18. Six days at the bottom of the ocean

74 12 46
                                    

I needed to do laundry.

Fuck, fuck, fuck, fuck, fuck, I needed to do laundry.

I was rushing around my apartment, trying to find the buddy of the one sock I had found while brushing my teeth and trying not to drool toothpaste on the wooden floor I had just cleaned.

I drooled toothpaste on the wooden floor I had just cleaned.

I sighed. At least I had found another sock. It was white, while the other was black, but I figured if I found a pair of grey trousers, I could tuck them into the socks as a fashion statement.

In all the madness, my phone rang.

"Ewwo?" I said, mouth full of toothpaste.

"What?"

I ran to my bathroom, spit in the sink.

"I said, hello", I said.

"Hello. So you're late again?"

It was one of my university friends, and he didn't at all sound irritated. On the contrary, there was amusement in his voice.

"Is anybody surprised?" I asked.

"No", my friend said. "When will you come?"

I came back from my closet, where I had found a pair of trousers deep within that I hadn't used in ages but they were the only pair that weren't in the laundry. They were black, not grey, but they would have to do and I had managed to find and oversized grey shirt. I looked at the digital clock on the microwave.

"In fifteen minutes? So seven fifteen?"

"See you seven thirty then!" my friend said in a chirpy voice.

"You motherf-"

But he had already hung up.





It was rare, being able to see all of my friends from university at once. Most of them were busy with careers and partners and in some cases even children now, not to even mention we all lived in different places. But when we met, it was as if time had stood still and we fell back into the same easy jargon as all those years ago.

"Izuna!!" they greeted me as I came into the fancy restaurant, the prices on the menu matching all of our careers in the IT business.

My group of friends, five men and three women, had already ordered beers for themselves, but it touched me that they had ordered a glass of my favourite red wine for me. I sat down took a sip. The flavour burst in my mouth.

"Wood. Grapefruit. A touch of elderberry."

My friends gaped at me in disbelief.

"You're joking?" they asked.

"Of course I'm fucking joking. It tastes like red wine that is going to get me drunk. Thank you for choosing it for me."

We ordered together. I decided on bruschetta with pesto and olives as a starter, oven-baked parsnip and Hasselback potatoes in an umami and sour broth with grilled asparagus as a main, and a brownie filled with Brie cheese as dessert alongside a coffee drink with violet syrup. It was one of the best dinners I had had in my life. The conversation between us was easy, ranging from politics to our personal lives.
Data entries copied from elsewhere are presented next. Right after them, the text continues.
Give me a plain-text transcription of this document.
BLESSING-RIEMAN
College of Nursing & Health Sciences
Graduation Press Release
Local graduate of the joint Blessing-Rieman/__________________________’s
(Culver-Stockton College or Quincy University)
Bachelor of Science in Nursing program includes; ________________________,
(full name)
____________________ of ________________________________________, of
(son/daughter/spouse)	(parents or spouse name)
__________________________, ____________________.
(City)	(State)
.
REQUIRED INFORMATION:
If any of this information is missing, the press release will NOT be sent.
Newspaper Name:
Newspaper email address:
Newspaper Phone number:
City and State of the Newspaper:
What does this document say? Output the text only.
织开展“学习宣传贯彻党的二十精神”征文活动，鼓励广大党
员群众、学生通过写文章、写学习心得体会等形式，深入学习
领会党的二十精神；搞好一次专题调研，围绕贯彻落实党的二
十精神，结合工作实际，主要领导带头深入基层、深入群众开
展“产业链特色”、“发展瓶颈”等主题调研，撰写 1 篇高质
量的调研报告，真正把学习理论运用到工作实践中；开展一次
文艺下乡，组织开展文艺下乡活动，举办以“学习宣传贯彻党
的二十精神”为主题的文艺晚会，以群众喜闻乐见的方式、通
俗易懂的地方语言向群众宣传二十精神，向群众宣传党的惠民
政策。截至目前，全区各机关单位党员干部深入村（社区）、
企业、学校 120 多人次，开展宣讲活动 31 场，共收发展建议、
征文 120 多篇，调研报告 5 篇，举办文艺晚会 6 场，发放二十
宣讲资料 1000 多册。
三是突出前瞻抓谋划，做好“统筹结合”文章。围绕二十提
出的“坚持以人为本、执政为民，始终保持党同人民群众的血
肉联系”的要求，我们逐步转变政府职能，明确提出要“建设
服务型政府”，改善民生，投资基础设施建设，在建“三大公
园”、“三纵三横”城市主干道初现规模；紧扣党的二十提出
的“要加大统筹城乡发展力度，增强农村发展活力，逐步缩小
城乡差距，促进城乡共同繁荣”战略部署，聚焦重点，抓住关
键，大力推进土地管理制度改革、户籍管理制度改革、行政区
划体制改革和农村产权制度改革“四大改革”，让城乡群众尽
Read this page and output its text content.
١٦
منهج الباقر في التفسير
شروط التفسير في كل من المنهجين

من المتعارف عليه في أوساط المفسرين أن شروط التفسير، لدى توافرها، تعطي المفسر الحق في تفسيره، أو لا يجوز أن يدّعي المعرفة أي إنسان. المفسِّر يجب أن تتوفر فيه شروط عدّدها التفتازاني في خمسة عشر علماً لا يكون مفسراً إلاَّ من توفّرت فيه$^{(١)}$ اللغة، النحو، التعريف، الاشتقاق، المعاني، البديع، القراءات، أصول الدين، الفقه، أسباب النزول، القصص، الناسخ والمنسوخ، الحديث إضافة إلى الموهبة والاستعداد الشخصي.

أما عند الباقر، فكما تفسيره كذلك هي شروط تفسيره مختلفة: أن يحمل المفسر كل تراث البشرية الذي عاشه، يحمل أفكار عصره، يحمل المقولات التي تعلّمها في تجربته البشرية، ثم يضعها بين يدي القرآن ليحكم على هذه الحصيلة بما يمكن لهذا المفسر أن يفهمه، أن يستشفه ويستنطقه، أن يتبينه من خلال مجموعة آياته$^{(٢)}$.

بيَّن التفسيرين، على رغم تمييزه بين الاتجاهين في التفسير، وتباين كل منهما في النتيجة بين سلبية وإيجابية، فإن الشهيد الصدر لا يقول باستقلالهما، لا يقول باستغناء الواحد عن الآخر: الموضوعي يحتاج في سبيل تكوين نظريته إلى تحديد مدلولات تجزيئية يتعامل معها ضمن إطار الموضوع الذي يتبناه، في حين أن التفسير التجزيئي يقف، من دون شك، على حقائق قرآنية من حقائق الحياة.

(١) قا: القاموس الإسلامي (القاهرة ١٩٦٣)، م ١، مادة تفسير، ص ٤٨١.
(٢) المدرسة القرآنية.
I didn't have much to say about politics, but I did tell them a bit about my forest walks, about my promotion, about my new-found love of going to the cinema alone.

"Date anyone yet?" One of my friends, who sat next to me, nudged me and winked.

I looked down with a smile. I tried telling myself, once more, that they meant well, that they didn't know how much it hurt when they asked me. Strangely enough it hurt more now, when I didn't fear a life alone anymore, than it had done before, when I had been so scared of the fact that my heart seemed to have decided it had had enough. I knew that if I told my friends, they would be accepting and let go of the bantering, but I just couldn't bring myself to. Madara was the only one who knew, and I desired to keep it that way very dearly.